Results revealed that mice treated with G-CSF alone showed increased running time compared to G-CSF and BMC group. Infarct volumes were reduced in G-CSF group compared to placebo. Parenchymal bleeding was only seen in mice treated with BMCs or combination therapy. There was evidence of increased astrogliosis in mice treated with G-CSF and BMC as evident by increased GFAP-signal intensity and increased mean blood vessel diameter.  

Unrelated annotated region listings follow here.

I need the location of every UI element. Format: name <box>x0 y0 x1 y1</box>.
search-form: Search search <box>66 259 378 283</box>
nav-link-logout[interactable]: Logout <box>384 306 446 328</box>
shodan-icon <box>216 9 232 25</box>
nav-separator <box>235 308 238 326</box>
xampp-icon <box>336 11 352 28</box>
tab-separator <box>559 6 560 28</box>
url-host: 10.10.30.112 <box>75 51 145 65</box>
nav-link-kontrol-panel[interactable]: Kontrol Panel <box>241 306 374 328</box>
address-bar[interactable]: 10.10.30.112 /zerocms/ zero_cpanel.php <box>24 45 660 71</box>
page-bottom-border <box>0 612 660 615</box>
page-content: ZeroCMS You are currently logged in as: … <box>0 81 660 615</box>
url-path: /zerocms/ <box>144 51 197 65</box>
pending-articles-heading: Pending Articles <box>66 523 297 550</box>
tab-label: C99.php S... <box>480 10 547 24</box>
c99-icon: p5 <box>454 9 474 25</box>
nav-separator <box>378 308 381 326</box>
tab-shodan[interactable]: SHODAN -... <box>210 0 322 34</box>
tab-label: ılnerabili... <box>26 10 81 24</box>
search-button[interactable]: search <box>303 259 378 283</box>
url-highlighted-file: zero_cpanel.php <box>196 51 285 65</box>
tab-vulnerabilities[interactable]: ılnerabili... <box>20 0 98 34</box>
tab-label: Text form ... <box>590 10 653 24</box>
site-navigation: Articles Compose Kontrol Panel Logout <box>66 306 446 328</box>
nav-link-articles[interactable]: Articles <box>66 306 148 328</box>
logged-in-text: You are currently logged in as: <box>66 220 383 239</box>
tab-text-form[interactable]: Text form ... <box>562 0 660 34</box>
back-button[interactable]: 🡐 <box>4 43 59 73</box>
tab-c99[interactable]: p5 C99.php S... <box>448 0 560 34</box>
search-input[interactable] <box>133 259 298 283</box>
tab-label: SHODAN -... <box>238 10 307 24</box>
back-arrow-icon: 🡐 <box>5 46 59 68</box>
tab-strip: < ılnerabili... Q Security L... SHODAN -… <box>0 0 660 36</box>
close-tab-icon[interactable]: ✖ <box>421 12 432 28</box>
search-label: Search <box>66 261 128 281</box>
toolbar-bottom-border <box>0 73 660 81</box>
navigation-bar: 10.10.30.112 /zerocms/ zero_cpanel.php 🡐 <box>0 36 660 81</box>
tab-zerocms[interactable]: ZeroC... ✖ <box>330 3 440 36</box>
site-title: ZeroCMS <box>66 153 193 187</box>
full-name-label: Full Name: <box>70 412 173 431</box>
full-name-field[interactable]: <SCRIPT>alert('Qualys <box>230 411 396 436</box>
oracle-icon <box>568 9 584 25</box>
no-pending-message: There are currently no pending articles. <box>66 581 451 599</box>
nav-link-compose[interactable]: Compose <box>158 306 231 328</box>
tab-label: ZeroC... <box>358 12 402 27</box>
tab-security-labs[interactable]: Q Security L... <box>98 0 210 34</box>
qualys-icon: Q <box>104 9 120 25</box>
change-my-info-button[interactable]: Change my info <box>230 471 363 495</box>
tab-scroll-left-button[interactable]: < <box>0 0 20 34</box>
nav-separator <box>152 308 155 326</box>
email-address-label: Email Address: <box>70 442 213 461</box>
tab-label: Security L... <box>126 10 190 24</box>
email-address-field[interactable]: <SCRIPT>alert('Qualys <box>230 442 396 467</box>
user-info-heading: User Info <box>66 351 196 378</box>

An unexpected result of this study was the detrimental effects of combination therapy, namely due to hemorrhagic transformation. Potential mechanisms to account for this complication include altered immune cell polarization, excessive astrogliosis, increased number of dilated blood vessels and blood brain barrier loss. There are several confounding variables. Foremost, time is certainly a crucial element in ischemia. In this study, treatment was conducted at a single time point. Treatment with BMC at a different time, perhaps earlier, may potentially alter results. It’s well established that molecular changes occur within minutes of ischemia and early intervention may be crucial to consistently affect outcome before irreversible molecular changes occur. Secondly, there is an assumption that all mice were clinically equal following ischemia but this may not be accurate. Lastly, additional studies will need to be conducted to further evaluate G-CSF and its impact on blood brain barrier. Cell-based treatment in animal models may not translate into human studies given the complex heterogeneity and multitude of variables that cannot be controlled.